Group	Intervention	Description
Intervention	Health care practices and routines	Participants over 18 years old admitted to the ICU in the selected hospitals and trained in the intervention bundle during the study period, using intracranial pressure monitoring catheters and/or external ventricular shunt. Participants included in the period from 2024 to 2026

Primary Outcome Measures

Name	Time	Method
To evaluate the effect of the intervention bundle in ICUs on reducing central nervous system infections related to devices.	30 days after study inclusion	To compare the incidence of device-related central nervous system infections at baseline and after the implementation of the intervention bundle. The percentage of suspected infection cases and those confirmed by ANVISA criteria will be compared at both study timepoints.

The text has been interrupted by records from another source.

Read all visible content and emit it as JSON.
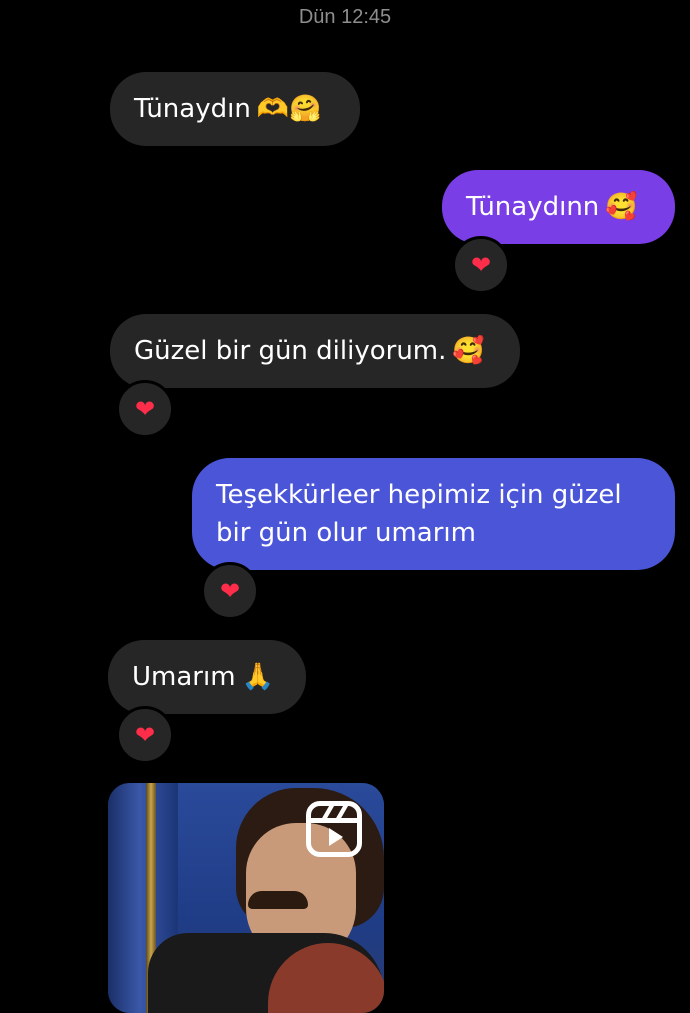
{
  "timestamp": "Dün 12:45",
  "messages": [
    {
      "direction": "incoming",
      "text": "Tünaydın",
      "emoji": "🫶🤗",
      "reaction": "❤"
    },
    {
      "direction": "outgoing",
      "text": "Tünaydınn",
      "emoji": "🥰",
      "reaction": "❤"
    },
    {
      "direction": "incoming",
      "text": "Güzel bir gün diliyorum.",
      "emoji": "🥰",
      "reaction": "❤"
    },
    {
      "direction": "outgoing",
      "text": "Teşekkürleer hepimiz için güzel bir gün olur umarım",
      "emoji": "",
      "reaction": "❤"
    },
    {
      "direction": "incoming",
      "text": "Umarım",
      "emoji": "🙏",
      "reaction": "❤"
    }
  ],
  "reel": {
    "icon": "reels-icon"
  },
  "colors": {
    "background": "#000000",
    "incoming_bubble": "#262626",
    "outgoing_top": "#7a3ee6",
    "outgoing_bottom": "#4b55d8",
    "reaction_heart": "#ff2d4a"
  }
}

Secondary Outcome Measures

Name	Time	Method
Drug treatment during hospital stay	30 days after study inclusion	To compare treatment practices for device-related central nervous system infections at baseline versus the group included after the intervention bundle. The outcome will be measured based on the antibiotic classes used to treat CNS infection, dose and time of use of antibiotics. The treatment data will be collected from the medical prescription during the hospital stay.
Cost of hospital admission in dollars, comparing patients with and without infection	30 days after study inclusion	Compare costs associated with the duration of infection at baseline versus the group included after the intervention bundle. The outcome will be measured based on the demographic characteristics, Saps3, infection (yes or no), use of antibiotics and time of permanence on ICU.
Rankin scale	30 days, 6 months and 1 year after study inclusion	Measures the degree of disability or dependence in the daily activities of people who have suffered a stroke or other causes of neurological disability.; The patient is classified as follows: * No symptoms at all; * No significant disability despite symptoms; able to carry out all usual duties and activities; * Slight disability; unable to carry out all previous activities, but able to look after own affairs without assistance; * Moderate disability; requiring some help, but able to walk without assistance; * Moderately severe disability; unable to walk and attend to bodily needs without assistance; * Severe disability; bedridden, incontinent and requiring constant nursing care and attention; * Dead; Compare rankin scale score before and after the intervention bundle.
Risk factors	30 days after study inclusion	To compare microbiological characteristics of device-related central nervous system infections, considering the prevalence of microorganisms (multi-resistant or not).
Diagnostic accuracy	30 days after study inclusion	The difference between the percentages of suspected and confirmed infection cases at baseline will be evaluated, compared to the group included after the intervention bundle.
Death rate	30 days, 6 months and 1 year after study inclusion	The outcome will be measured based on the vital status on the hospital discharge, follow-up in 30 days, 6 months and 1 year.
Microbiological profile identified in CSF culture results.	30 days after study inclusion	Microbiological characteristics of device-related central nervous system infections, considering the prevalence of microorganisms (multi-resistant or not) at baseline versus the group included after the intervention bundle. The outcome will be measured based on the positive liquor culture and antibiogram.
Adherence of the study site to the intervention bundle	Monthly	From the first patient enrollment at participating centers to the last hospital discharge of the recruited sample.